Jacques Freyssinet, Négocier l’emploi. 50 ans de négociations interprofessionnelles sur l’emploi et la formation

par Vincent Viet  Du même auteur

Jacques Freyssinet. – Négocier l’emploi. 50 ans de négociations interprofessionnelles sur l’emploi et la formation, Paris, Editions Liaisons, 2010, 312 pages. « Liaisons sociales ».

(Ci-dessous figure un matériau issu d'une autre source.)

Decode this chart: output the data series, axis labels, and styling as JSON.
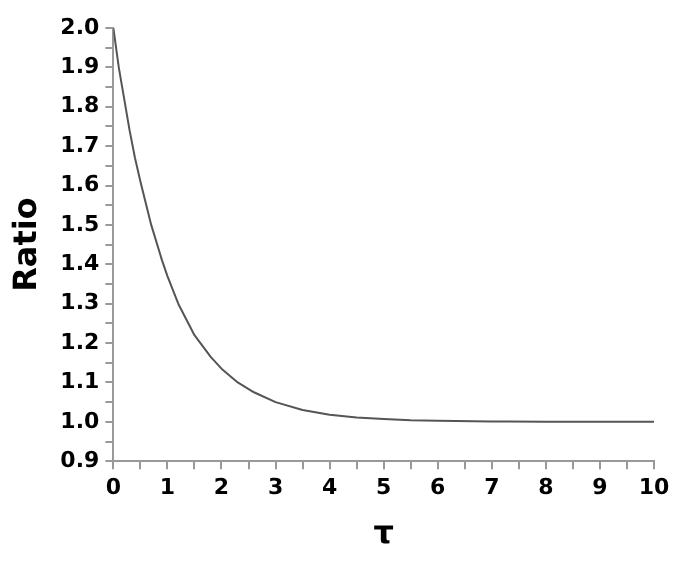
{
  "chart_data": {
    "type": "line",
    "xlabel": "τ",
    "ylabel": "Ratio",
    "x": [
      0,
      0.1,
      0.2,
      0.3,
      0.4,
      0.5,
      0.7,
      0.9,
      1.0,
      1.2,
      1.5,
      1.8,
      2.0,
      2.3,
      2.6,
      3.0,
      3.5,
      4.0,
      4.5,
      5.0,
      5.5,
      6.0,
      7.0,
      8.0,
      9.0,
      10.0
    ],
    "series": [
      {
        "color": "#555555",
        "values": [
          2.0,
          1.9,
          1.82,
          1.74,
          1.67,
          1.61,
          1.5,
          1.41,
          1.37,
          1.3,
          1.22,
          1.165,
          1.135,
          1.1,
          1.075,
          1.05,
          1.03,
          1.018,
          1.011,
          1.007,
          1.004,
          1.003,
          1.001,
          1.0,
          1.0,
          1.0
        ]
      }
    ],
    "xlim": [
      0,
      10
    ],
    "ylim": [
      0.9,
      2.0
    ],
    "xticks": [
      0,
      {
        "value": 0.5,
        "label": null
      },
      1,
      {
        "value": 1.5,
        "label": null
      },
      2,
      {
        "value": 2.5,
        "label": null
      },
      3,
      {
        "value": 3.5,
        "label": null
      },
      4,
      {
        "value": 4.5,
        "label": null
      },
      5,
      {
        "value": 5.5,
        "label": null
      },
      6,
      {
        "value": 6.5,
        "label": null
      },
      7,
      {
        "value": 7.5,
        "label": null
      },
      8,
      {
        "value": 8.5,
        "label": null
      },
      9,
      {
        "value": 9.5,
        "label": null
      },
      10
    ],
    "yticks": [
      0.9,
      {
        "value": 0.95,
        "label": null
      },
      {
        "value": 1.0,
        "label": "1.0"
      },
      {
        "value": 1.05,
        "label": null
      },
      1.1,
      {
        "value": 1.15,
        "label": null
      },
      1.2,
      {
        "value": 1.25,
        "label": null
      },
      1.3,
      {
        "value": 1.35,
        "label": null
      },
      1.4,
      {
        "value": 1.45,
        "label": null
      },
      1.5,
      {
        "value": 1.55,
        "label": null
      },
      1.6,
      {
        "value": 1.65,
        "label": null
      },
      1.7,
      {
        "value": 1.75,
        "label": null
      },
      1.8,
      {
        "value": 1.85,
        "label": null
      },
      1.9,
      {
        "value": 1.95,
        "label": null
      },
      {
        "value": 2.0,
        "label": "2.0"
      }
    ],
    "marker": "none",
    "line_style": "solid",
    "grid": false,
    "legend": false
  }
}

Spécialiste du chômage et des politiques de l’emploi, Jacques Freyssinet nous convie, dans son nouvel ouvrage, à décrypter, sur un demi-siècle (1958-2008), la dynamique des négociations interprofessionnelles sur l’emploi. Dans la mesure où les « préoccupations dominantes », dont ces négociations sont le reflet, ne se sont pas succédées mais sédimentées au fil du temps, l’exercice requérait à la fois une périodisation et une grille d’interrogations à géométrie variable. Ou, pour être plus précis, une focale sur des « moments » clefs de la négociation, qui permette à chaque fois de caractériser la configuration, le jeu et la stratégie temporaires des acteurs impliqués (Etat, syndicats et patronat) ; et une focale socio-historique, qui questionne, dans la durée, l’évolution structurelle des négociations ainsi que les facteurs susceptibles de les avoir influencées.

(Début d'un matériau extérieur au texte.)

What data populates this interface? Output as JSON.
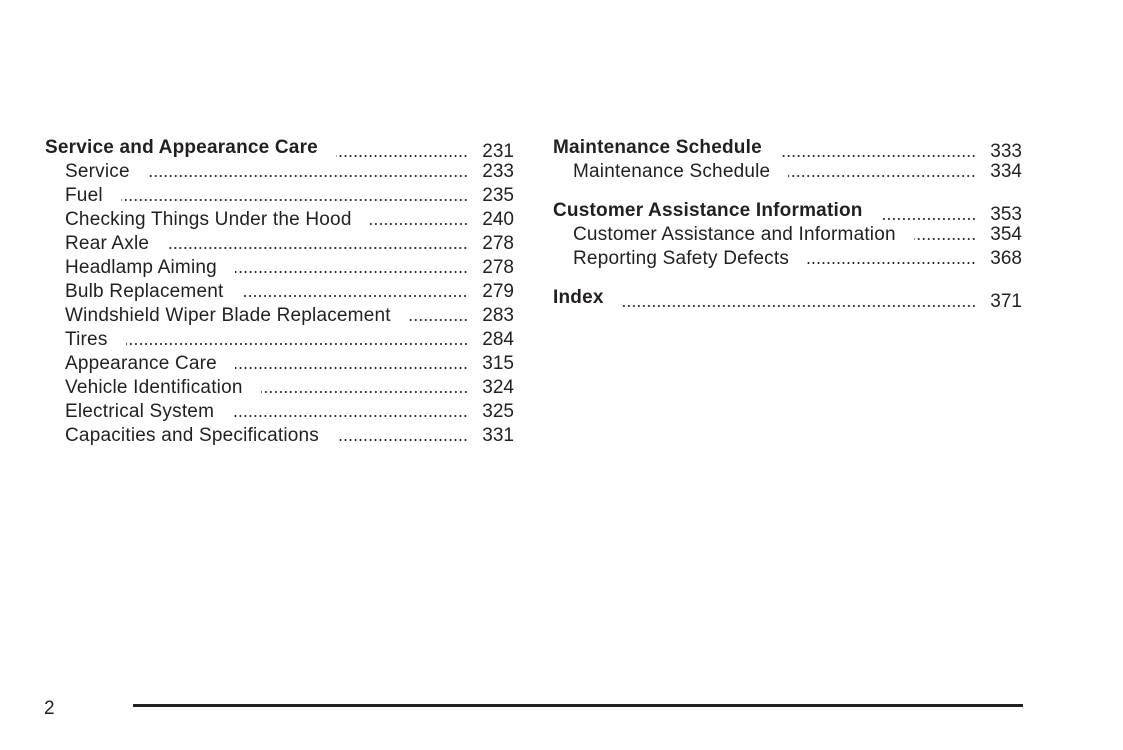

La périodisation retenue distingue plusieurs phases : la première (1948-milieu des années 1970) se caractérise par la création négociée d’instruments visant à amortir les effets des restructurations industrielles sur l’emploi ; la seconde qui en prend le relais jusqu’au début des années 1980, dans un contexte de récession supposé réversible, est marquée par l’accompagnement du coût social d’un chômage de masse, réputé pour un temps conjoncturel ; la désillusion qui s’ensuivra, au tournant des années 1980, déplacera l’enjeu – désormais conflictuel – de la négociation vers l’identification des variables pertinentes du chômage et, partant, vers les mesures susceptibles de les influencer positivement. Après l’échec, en 1984, d’un projet d’accord multidimensionnel sur la flexibilité, les négociations se fractionnent par domaine jusqu’à l’accord du 11 janvier 2008 qui confère aux « partenaires sociaux » une « sphère de responsabilité autonome dans la régulation de l’emploi » (sic). Quant à la grille d’interrogations retenue, elle embrasse les « facteurs  d’émergence de la négociation sur l’emploi », la place de celle-ci dans le système global de régulation de l’emploi et, enfin, l’impact de l’environnement international sur les négociations interprofessionnelles.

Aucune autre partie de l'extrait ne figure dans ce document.